My primary approach has been to consider one of the known general theorems for the Regular Sturm-Liouville problem, specifically, the Rayleigh quotient. In this context, it's given by:
$$ \lambda=\frac{-\left.e^{-x} \phi \frac{\partial \phi}{\partial x}\right|_0 ^L+\int_0^L\left(e^{-x}\left(\phi^{\prime}\right)^2-x e^{-x} \phi^2\right) d x}{\int_0^L e^{-x} \phi^2 d x} $$
For the eigenvalues to be nonnegative, the numerator of the Rayleigh quotient needs to be nonnegative as well. Upon evaluating each term and combining them, the numerator of the Rayleigh quotient transposes to:
$$ -e^{-L}(1+a)\phi(L) - \frac{\partial \phi}{\partial x}\bigg|_L - \phi(0)\frac{\partial \phi}{\partial x}\bigg|_0 + \frac{1}{a^2}\int_0^L e^{-x} \phi^2(0) dx + \frac{\phi^2(0)}{2} - \frac{\phi^2(L)}{2} + \frac{1}{2}\int_0^L \phi^2 e^{-x} dx $$
For the nonnegativity of the eigenvalues to be ensured, this expression should be nonnegative.
Finally, if $a=-1,0$ it surely must mean something but i cant wrap my head around it well enough to know if it will have any impact on the eigenvalues.
I'd greatly appreciate any help or insights into this problem. I hope my query is well-constructed, and thank you in advance for your time and consideration.
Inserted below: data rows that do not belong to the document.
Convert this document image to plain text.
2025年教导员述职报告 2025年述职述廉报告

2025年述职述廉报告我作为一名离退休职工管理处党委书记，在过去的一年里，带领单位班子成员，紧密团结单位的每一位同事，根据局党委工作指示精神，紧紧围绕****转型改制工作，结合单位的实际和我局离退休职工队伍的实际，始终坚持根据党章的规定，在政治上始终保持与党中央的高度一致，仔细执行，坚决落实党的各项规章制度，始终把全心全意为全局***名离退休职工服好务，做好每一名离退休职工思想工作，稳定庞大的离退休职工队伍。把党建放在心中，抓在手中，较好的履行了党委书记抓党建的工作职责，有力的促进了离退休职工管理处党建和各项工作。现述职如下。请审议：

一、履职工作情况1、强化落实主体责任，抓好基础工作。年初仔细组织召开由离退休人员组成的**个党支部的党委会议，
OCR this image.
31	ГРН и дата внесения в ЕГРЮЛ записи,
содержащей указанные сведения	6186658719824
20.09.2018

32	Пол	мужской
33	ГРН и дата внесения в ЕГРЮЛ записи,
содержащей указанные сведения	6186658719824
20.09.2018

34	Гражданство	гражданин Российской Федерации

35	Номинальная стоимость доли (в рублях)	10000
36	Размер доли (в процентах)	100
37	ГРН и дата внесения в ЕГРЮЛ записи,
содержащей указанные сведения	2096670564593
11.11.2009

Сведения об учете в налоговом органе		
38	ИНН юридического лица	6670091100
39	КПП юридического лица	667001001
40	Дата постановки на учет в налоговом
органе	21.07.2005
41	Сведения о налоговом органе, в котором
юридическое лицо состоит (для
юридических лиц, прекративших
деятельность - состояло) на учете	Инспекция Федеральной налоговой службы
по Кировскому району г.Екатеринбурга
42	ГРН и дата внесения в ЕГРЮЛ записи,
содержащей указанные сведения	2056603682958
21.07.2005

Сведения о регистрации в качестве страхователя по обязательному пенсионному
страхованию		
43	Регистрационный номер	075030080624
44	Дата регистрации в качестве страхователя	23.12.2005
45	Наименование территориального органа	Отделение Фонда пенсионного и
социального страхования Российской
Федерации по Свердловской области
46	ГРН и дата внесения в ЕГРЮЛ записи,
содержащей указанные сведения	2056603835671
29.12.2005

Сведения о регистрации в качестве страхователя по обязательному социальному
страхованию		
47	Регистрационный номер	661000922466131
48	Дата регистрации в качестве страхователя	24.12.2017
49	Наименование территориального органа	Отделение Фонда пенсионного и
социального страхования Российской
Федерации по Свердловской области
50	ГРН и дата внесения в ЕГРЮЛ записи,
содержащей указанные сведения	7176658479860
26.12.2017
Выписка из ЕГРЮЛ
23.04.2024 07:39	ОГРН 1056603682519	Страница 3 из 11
*Note: The presented Regular Sturm-Liouville Problem is an outcome of applying the method of separation of variables for the ensuing heat equation:
$$ \begin{aligned} & \frac{\partial u}{\partial t}=e^x \frac{\partial}{\partial x}\left(e^{-x} \frac{\partial u}{\partial x}\right)-x u, \quad 0<x<L, \quad t>0 \\ & u(0, t)+a \frac{\partial u}{\partial x}(0, t)=0 \\ & (1+a) u(L, t)+\frac{\partial u}{\partial x}(L, t)=0 \\ & u(x, 0)=g(x) \\ & \frac{\partial u}{\partial t}(x, 0)=0 \end{aligned} $$
Here is an incomplete answer. First, we notice that there is a sign error in the numerator of the Rayleigh quotient; the correct expression is \begin{align} N&=-e^{-x} \phi\, \frac{\partial \phi}{\partial x}\bigg|_0 ^L +\int_0^Le^{-x}\,[\left(\phi^{\prime}\right)^2\,{\color{red}+}\,x \phi^2]\,dx \\ &=-e^{-L}\phi(L)\phi'(L)+\phi(0)\phi'(0) +\int_0^Le^{-x}\,[\left(\phi^{\prime}\right)^2+x \phi^2]\,dx. \tag{1} \end{align} Now, using the boundary conditions, we rewrite $(1)$ as $$ N=e^{-L}(1+a)[\phi(L)]^2-a[\phi'(0)]^2 +\int_0^Le^{-x}\,[\left(\phi^{\prime}\right)^2+x \phi^2]\,dx. \tag{2} $$ The first term on the RHS of $(2)$ is nonnegative if $a\geq -1$; the second, if $a\leq 0$, and the third (the integral), for any value of $a$. We conclude that $\lambda$ cannot be negative if $a\in[-1,0]$. (This range almost certainly is too conservative, but a full solution probably requires the explicit solution of the Sturm-Liouville problem.)